С осунувшимся белым лицом и синими кругами под глазами, в нечищеных сапогах и грязной манишке Зосин ходил по комнатам клуба и грыз ногти. Воздух был тяжел и мутен, как в тягостном, неполном сне. Шея у Кранца была багровой, сыщика не было. Вместо него сидел бледный, черный человек с синими ресницами, удивленными глазами и красным ртом. Короткие пальцы студента дрожали, когда он сдавал и принимал карты. Он уже не спускал руку лопаткой за твердые отвороты своей тужурки. Возле него на столе валялись кучи денег, и эти кучи он карта за картой отдавал бледному господину.
— Виноват. Одиннадцать тысяч. Извольте. Ваше. Извольте.
— Виноват…
Представления о десятках и сотнях тысяч в формулах, жене, удобном кабинете и загранице сыпались у него в мозгу. Он курил папиросу за папиросой, он упрекал себя за то, что пришел играть в третий раз. Опыт его состоял в том, чтобы прийти в клуб три раза и выиграть пятьдесят тысяч. За два раза он выиграл их. Он не знал, нужно ли было приходить в третий раз. Он знал одно, что сейчас, сию минуту нужно было встать и уйти, но не мог сделать этого. Бледный человек с удивленными глазами был весел и спокоен, в углу его тонких красных губ была ироническая ямка. Он спокойно придвигал выигранные деньги к себе. Вокруг него стояли его друзья. То и дело он против всех обычаев и примет игроков давал им прямо из игры кучи бумажек и говорил: «Закажите внизу кабинет и ужин. На десять человек. Позвоните Тамаре Валентиновне. На шампанское. На автомобиль. Это отдайте в буфет, долг… Эти пять тысяч отдайте Иванову: я ему, кажется, должен…»
В два часа все было кончено. Кранц встал. В голове шумело. Пальцам было холодно. Он, как автомат, закрыл пустой бумажник и опустил его между хорошо разглаженными, твердыми углами тужурки. Лоб был красен, и на него налипли белокурые, потемневшие от пота пряди… Толпа расступилась. Кранц взял в рот папиросу, но спичек найти не мог. Перед его глазами в тяжелых потемках ничего не было, только в самой середине их горела красная точка. Стиснув в зубах папиросу, Зосин стоял перед Кранцем и злобно смотрел в его незрячие синие глаза без зрачков и белков.
— Позвольте прикурить! — сказал студент, делая шаг к Зосину.

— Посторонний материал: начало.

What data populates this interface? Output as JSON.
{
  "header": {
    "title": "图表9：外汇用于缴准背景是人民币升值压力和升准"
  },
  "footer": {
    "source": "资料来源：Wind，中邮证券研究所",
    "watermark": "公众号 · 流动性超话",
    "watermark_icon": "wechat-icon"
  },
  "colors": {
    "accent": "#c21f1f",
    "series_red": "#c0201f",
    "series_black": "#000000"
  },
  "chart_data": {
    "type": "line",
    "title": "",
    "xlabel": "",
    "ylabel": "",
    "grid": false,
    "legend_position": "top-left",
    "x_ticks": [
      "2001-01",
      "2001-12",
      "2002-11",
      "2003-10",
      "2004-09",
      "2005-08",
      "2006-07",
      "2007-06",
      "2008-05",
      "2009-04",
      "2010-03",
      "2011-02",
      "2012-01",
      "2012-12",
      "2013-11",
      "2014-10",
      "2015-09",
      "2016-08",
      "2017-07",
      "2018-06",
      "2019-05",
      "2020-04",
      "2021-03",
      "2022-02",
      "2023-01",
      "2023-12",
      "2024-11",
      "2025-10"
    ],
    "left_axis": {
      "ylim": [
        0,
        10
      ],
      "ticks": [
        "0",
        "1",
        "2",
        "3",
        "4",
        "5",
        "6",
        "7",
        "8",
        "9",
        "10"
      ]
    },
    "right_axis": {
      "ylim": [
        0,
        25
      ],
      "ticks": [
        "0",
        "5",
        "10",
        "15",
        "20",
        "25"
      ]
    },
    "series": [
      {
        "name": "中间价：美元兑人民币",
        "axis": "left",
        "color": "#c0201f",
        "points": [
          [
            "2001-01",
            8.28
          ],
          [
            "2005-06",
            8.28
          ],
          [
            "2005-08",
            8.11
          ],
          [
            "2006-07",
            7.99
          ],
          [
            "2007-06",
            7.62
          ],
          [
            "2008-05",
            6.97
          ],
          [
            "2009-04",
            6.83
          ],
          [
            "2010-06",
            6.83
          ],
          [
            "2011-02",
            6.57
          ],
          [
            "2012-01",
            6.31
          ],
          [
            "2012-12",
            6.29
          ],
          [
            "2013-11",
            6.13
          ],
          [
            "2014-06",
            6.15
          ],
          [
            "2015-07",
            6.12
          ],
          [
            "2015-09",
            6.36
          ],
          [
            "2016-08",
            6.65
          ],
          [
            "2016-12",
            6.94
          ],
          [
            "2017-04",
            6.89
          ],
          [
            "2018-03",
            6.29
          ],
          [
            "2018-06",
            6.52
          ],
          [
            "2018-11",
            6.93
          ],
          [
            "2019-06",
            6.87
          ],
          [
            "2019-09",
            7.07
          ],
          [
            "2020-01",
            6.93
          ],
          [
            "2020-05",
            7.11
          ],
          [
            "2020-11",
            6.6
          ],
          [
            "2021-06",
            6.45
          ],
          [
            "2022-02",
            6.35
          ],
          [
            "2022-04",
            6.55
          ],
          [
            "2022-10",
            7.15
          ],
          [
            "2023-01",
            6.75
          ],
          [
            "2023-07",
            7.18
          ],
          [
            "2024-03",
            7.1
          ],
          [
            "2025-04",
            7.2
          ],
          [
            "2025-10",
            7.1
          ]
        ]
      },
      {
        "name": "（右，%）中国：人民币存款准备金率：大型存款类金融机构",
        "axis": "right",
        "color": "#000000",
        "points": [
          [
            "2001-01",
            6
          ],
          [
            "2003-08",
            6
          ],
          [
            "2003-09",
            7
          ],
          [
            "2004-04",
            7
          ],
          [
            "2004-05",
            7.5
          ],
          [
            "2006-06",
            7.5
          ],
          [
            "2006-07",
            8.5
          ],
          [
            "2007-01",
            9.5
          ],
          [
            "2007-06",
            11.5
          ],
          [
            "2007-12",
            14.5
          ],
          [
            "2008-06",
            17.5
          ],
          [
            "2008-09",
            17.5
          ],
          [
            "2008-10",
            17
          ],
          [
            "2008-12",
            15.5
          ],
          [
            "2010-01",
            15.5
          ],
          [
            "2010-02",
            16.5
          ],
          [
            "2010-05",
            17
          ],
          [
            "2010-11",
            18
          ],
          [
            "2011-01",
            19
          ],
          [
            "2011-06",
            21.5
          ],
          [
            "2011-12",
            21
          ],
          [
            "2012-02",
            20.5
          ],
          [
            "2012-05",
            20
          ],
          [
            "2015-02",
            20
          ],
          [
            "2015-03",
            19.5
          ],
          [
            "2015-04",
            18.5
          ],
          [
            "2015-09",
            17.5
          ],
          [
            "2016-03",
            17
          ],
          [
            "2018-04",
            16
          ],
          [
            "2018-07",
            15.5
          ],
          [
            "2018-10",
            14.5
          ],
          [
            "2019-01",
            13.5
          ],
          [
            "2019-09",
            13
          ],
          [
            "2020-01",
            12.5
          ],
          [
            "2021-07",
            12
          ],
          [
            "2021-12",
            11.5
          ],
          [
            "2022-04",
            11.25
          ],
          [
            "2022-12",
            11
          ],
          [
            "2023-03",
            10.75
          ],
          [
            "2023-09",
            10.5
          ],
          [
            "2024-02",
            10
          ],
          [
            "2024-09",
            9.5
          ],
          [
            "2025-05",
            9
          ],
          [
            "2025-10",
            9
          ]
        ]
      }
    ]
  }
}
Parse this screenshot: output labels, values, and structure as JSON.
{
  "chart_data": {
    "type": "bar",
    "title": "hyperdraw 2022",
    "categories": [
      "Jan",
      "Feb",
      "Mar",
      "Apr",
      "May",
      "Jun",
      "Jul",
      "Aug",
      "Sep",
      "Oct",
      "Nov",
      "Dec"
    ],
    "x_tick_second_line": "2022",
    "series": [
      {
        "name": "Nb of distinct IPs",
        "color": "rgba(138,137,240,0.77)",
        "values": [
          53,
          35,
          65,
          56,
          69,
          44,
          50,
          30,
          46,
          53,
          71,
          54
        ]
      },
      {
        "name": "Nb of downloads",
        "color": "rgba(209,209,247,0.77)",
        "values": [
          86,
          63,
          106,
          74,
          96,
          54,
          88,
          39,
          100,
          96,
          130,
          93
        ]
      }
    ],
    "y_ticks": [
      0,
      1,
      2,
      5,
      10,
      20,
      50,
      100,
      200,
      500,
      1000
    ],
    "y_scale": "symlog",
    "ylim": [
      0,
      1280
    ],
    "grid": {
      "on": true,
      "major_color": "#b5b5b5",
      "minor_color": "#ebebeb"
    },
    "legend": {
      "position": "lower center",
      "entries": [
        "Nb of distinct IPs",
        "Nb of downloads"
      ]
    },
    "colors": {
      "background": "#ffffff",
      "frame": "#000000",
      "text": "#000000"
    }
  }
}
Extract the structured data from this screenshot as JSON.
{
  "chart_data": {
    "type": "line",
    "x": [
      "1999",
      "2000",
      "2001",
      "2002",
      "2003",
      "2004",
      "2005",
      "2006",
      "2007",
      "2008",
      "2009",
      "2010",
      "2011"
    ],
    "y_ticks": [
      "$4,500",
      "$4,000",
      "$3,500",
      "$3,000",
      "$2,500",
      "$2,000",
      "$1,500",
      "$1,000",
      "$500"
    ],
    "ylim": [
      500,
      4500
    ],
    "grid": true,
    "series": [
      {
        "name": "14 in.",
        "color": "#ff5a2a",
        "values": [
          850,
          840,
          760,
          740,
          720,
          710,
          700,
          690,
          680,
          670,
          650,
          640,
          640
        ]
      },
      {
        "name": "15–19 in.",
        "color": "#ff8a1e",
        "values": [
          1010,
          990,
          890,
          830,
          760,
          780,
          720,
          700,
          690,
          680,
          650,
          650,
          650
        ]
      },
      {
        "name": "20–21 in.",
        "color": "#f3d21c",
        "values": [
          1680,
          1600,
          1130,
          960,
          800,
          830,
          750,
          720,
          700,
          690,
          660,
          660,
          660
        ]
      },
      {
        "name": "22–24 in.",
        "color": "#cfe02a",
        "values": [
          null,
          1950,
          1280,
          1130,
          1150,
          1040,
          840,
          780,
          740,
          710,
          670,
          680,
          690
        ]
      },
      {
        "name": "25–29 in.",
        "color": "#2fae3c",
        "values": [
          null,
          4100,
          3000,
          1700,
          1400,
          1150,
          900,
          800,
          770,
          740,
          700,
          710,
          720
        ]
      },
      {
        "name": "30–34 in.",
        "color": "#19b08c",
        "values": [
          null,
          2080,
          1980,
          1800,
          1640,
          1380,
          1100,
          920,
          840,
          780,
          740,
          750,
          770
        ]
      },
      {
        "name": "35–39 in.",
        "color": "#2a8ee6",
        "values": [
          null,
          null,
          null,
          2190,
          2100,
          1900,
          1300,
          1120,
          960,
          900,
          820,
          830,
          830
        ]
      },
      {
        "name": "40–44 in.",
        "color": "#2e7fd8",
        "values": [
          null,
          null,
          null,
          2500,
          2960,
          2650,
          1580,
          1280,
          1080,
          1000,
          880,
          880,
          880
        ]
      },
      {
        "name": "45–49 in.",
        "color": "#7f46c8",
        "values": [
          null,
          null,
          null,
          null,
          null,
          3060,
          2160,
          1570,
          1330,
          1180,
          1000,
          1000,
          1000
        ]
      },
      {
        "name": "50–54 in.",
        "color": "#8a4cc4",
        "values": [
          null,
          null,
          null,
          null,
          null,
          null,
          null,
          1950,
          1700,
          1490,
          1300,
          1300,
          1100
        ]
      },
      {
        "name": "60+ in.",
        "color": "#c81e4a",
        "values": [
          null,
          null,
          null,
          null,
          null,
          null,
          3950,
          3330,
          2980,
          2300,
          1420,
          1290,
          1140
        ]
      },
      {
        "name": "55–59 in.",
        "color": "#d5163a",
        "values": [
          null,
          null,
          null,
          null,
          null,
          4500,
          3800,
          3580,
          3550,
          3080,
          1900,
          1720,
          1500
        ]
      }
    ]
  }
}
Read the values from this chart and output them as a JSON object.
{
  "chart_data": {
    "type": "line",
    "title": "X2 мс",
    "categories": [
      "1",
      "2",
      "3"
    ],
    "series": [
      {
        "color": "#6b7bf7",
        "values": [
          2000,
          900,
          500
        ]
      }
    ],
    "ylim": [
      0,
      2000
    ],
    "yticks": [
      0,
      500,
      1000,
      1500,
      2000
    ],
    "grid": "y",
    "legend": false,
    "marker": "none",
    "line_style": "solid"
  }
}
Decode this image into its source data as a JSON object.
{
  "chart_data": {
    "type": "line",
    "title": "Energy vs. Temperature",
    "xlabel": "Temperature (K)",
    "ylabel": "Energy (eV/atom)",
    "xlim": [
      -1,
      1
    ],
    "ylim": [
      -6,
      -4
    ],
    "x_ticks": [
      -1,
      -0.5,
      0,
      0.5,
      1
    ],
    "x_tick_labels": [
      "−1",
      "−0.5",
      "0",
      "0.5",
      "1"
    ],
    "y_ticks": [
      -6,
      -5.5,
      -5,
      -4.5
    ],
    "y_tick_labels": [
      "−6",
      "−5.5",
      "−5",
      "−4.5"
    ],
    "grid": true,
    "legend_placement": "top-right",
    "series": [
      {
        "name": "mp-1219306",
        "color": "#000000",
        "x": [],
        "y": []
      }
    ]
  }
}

Потом, в проходе через буфет и дальше — по лестнице, Кранца мотало. В ушах стоял оглушительный колокольный звон, и красными буквами гремела фраза, сказанная чьим-то знакомым и незнакомым голосом:
— Вы держите папиросу не тем концом.
А в это время на темных и глухих окраинах рабочие уже смазывали салом пулеметы, набивали ленты, выкапывали ящики с винтовками, назначали начальников участков, и новый день, обозначавшийся светлой полосой за черными фабричными трубами, был последним днем Вавилона.
1919
В осажденном городе*
Ни серые утюги французских броненосцев, кадивших угольной чернотой над заливом, ни веселые патрули английской морской пехоты, кидавшие футбольный мяч голенастыми лошадиными ногами на цветочных углах и вылощенных площадях, ни вялые тела рабочих, черными чучелами развешанные контрразведкой на железнодорожных мостах и фонарях предместий, — ничто не могло помочь. Город был обречен.